Differentially expressed microRNAs separate the cluster of ATL cells from normal CD4⁺T cells. We studied the dataset GSE31629 that contains miRNA expression profiling of peripheral blood mononuclear cells (PBMC) derived form ATL patients (n = 40) and CD4⁺ T cells from healthy control subjects (n = 22). Hierarchical clustering analysis of the set of 4 upregulated and 24 downregulated miRNAs in ATL cells versus normal CD4⁺ T cells separated the cluster of ATL samples from the cluster of normal CD4⁺ T cells. Hierarchical clustering analysis was performed by using Cluster 3.0 ( bonsai.ims.u-tokyo.ac.jp/~mdehoon/software/cluster) and TreeView 1.1.5r2 ( sourceforge.net/projects/jtreeview).

Figure 5

MicroRNA targetome suggests aberrant upregulation of T cell receptor signaling pathway molecules in ATL cells. The set of 932 targets for 24 downregluated miRNAs in ATL cells versus normal CD4⁺ T cells (GSE31629) were imported into the Functional Annotation tool of DAVID to identify relevant KEGG pathways. The T-cell receptor (TCR) signaling pathway (hsa04660) (p = 1.31E-5) is shown.
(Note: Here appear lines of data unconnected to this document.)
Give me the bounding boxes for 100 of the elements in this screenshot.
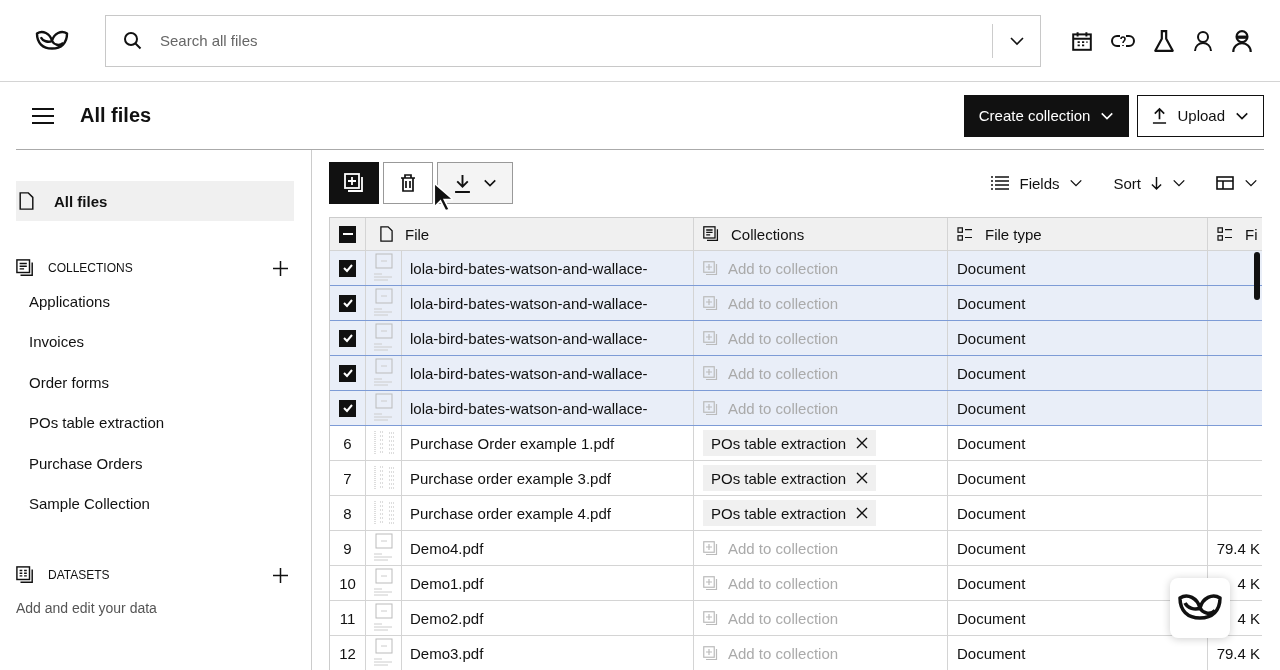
table-row[interactable]: lola-bird-bates-watson-and-wallace- Add to collection Document — [330, 391, 1262, 426]
document-thumbnail-icon — [371, 638, 396, 668]
section-heading: DATASETS — [48, 568, 110, 582]
collection-icon — [703, 226, 719, 242]
file-name[interactable]: Purchase Order example 1.pdf — [410, 434, 615, 452]
dataset-icon — [16, 566, 34, 584]
add-to-collection-icon — [703, 645, 718, 661]
row-checkbox[interactable] — [339, 364, 356, 382]
field-type-icon — [1217, 227, 1233, 241]
collection-item[interactable]: POs table extraction — [16, 402, 311, 443]
download-icon — [453, 173, 471, 193]
add-icon[interactable] — [273, 260, 288, 276]
file-name[interactable]: Demo3.pdf — [410, 644, 484, 662]
table-row[interactable]: lola-bird-bates-watson-and-wallace- Add to collection Document — [330, 286, 1262, 321]
add-to-collection-icon — [344, 173, 364, 193]
row-checkbox[interactable] — [339, 399, 356, 417]
document-thumbnail-icon — [371, 323, 396, 353]
file-name[interactable]: lola-bird-bates-watson-and-wallace- — [410, 259, 648, 277]
collection-item[interactable]: Purchase Orders — [16, 443, 311, 484]
close-icon[interactable] — [856, 507, 869, 519]
row-checkbox[interactable] — [339, 294, 356, 312]
sidebar-item[interactable]: All files — [16, 181, 294, 221]
file-type: Document — [957, 609, 1026, 627]
list-icon — [991, 176, 1010, 190]
fields-button[interactable]: Fields — [985, 173, 1090, 193]
table-row[interactable]: 6 Purchase Order example 1.pdf POs table extraction Document — [330, 426, 1262, 461]
table-row[interactable]: lola-bird-bates-watson-and-wallace- Add to collection Document — [330, 321, 1262, 356]
column-header[interactable]: Fi — [1208, 218, 1262, 250]
menu-icon[interactable] — [32, 106, 54, 125]
collection-tag[interactable]: POs table extraction — [703, 465, 877, 491]
file-name[interactable]: Demo4.pdf — [410, 539, 484, 557]
file-name[interactable]: lola-bird-bates-watson-and-wallace- — [410, 399, 648, 417]
select-all-checkbox[interactable] — [339, 225, 356, 243]
collection-item[interactable]: Invoices — [16, 321, 311, 362]
file-type: Document — [957, 574, 1026, 592]
check-icon — [341, 332, 354, 344]
minus-icon — [342, 232, 353, 236]
row-checkbox[interactable] — [339, 259, 356, 277]
pointer-cursor-icon — [433, 182, 453, 212]
add-to-collection-icon — [703, 610, 718, 626]
file-name[interactable]: lola-bird-bates-watson-and-wallace- — [410, 294, 648, 312]
delete-button[interactable] — [383, 162, 433, 204]
file-type: Document — [957, 259, 1026, 277]
user-icon[interactable] — [1193, 29, 1213, 52]
file-type: Document — [957, 469, 1026, 487]
file-type: Document — [957, 539, 1026, 557]
scrollbar-thumb[interactable] — [1254, 252, 1260, 300]
sort-button[interactable]: Sort — [1107, 173, 1192, 193]
collection-item[interactable]: Applications — [16, 281, 311, 322]
document-thumbnail-icon — [371, 603, 396, 633]
add-icon[interactable] — [273, 567, 288, 583]
column-header[interactable]: File type — [948, 218, 1208, 250]
table-row[interactable]: 9 Demo4.pdf Add to collection Document 79.4 K — [330, 531, 1262, 566]
row-checkbox[interactable] — [339, 329, 356, 347]
collection-tag[interactable]: POs table extraction — [703, 430, 877, 456]
trash-icon — [400, 174, 416, 192]
file-name[interactable]: lola-bird-bates-watson-and-wallace- — [410, 364, 648, 382]
field-type-icon — [957, 227, 973, 241]
file-name[interactable]: Demo1.pdf — [410, 574, 484, 592]
check-icon — [341, 262, 354, 274]
collection-icon — [16, 259, 34, 277]
file-name[interactable]: Purchase order example 3.pdf — [410, 469, 611, 487]
collection-item[interactable]: Order forms — [16, 362, 311, 403]
file-size: 4 K — [1237, 609, 1260, 627]
file-type: Document — [957, 434, 1026, 452]
search-field[interactable]: Search all files — [105, 14, 1041, 67]
assistant-button[interactable] — [1170, 578, 1230, 638]
close-icon[interactable] — [856, 437, 869, 449]
add-to-collection-button[interactable] — [329, 162, 379, 204]
column-header[interactable]: Collections — [694, 218, 948, 250]
table-row[interactable]: 8 Purchase order example 4.pdf POs table extraction Document — [330, 496, 1262, 531]
upload-button[interactable]: Upload — [1137, 94, 1264, 137]
row-number: 10 — [339, 574, 356, 592]
file-name[interactable]: Demo2.pdf — [410, 609, 484, 627]
document-thumbnail-icon — [371, 533, 396, 563]
file-name[interactable]: lola-bird-bates-watson-and-wallace- — [410, 329, 648, 347]
add-to-collection-icon — [703, 365, 718, 381]
add-to-collection-icon — [703, 540, 718, 556]
datasets-hint: Add and edit your data — [16, 600, 158, 616]
add-to-collection-icon — [703, 330, 718, 346]
table-row[interactable]: lola-bird-bates-watson-and-wallace- Add to collection Document — [330, 356, 1262, 391]
collection-item[interactable]: Sample Collection — [16, 483, 311, 524]
file-type: Document — [957, 329, 1026, 347]
flask-icon[interactable] — [1153, 28, 1175, 53]
document-thumbnail-icon — [371, 288, 396, 318]
calendar-icon[interactable] — [1071, 29, 1093, 52]
document-thumbnail-icon — [371, 253, 396, 283]
create-collection-button[interactable]: Create collection — [963, 94, 1130, 137]
file-name[interactable]: Purchase order example 4.pdf — [410, 504, 611, 522]
layout-icon — [1216, 176, 1234, 190]
table-row[interactable]: lola-bird-bates-watson-and-wallace- Add to collection Document — [330, 251, 1262, 286]
table-row[interactable]: 7 Purchase order example 3.pdf POs table extraction Document — [330, 461, 1262, 496]
file-type: Document — [957, 364, 1026, 382]
file-type: Document — [957, 294, 1026, 312]
row-number: 11 — [339, 609, 356, 627]
column-header[interactable]: File — [366, 218, 694, 250]
document-thumbnail-icon — [371, 358, 396, 388]
avatar-icon[interactable] — [1231, 28, 1253, 53]
close-icon[interactable] — [856, 472, 869, 484]
collection-tag[interactable]: POs table extraction — [703, 500, 877, 526]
The orange nodes represent the genes theoretically upregulated in ATL cells.

Figure 6

MicroRNA targetome shows a significant relationship with infection and cancer-related network in ATL cells. The set of 932 targets for 24 downregluated miRNAs in ATL cells versus normal CD4⁺ T cells (GSE31629) were imported into the Core Analysis tool of IPA in the display setting of 70 molecules per network. The first rank molecular network defined by “Infectious Disease, Protein Synthesis, Cancer” (p = 1.00E-82) is shown in the subcellular location layout. The red nodes represent the genes theoretically upregulated in ATL cells.

Figure 7

Differentially expressed microRNAs separate the cluster of AD brains from normal controls. We studied the dataset GSE16759 that contains miRNA expression profiling of the parietal cortex of AD patients (n = 4) and age-matched normal controls (NC) (n = 4). The Braak staging for AD pathology ranking from 0 to VI is shown in individual cases. Hierarchical clustering analysis of the set of 16 upregulated and 22 downregulated miRNAs in AD versus NC separated the cluster of AD samples from the cluster of NC, except for one NC sample classified as an intermediate between AD and NC groups. Hierarchical clustering analysis was performed by using Cluster 3.0 and TreeView 1.1.5r2.

Figure 8

MicroRNA targetome suggests aberrant upregulation of cell cycle regulators in AD brains. The set of 662 targets for 22 downregluated miRNAs in AD brains versus normal control brains (GSE16759) were imported into the Functional Annotation tool of DAVID to identify relevant KEGG pathways. The cell cycle pathway (hsa04110) (p = 1.51E-5) is shown. The orange nodes represent the genes theoretically upregulated in AD brains.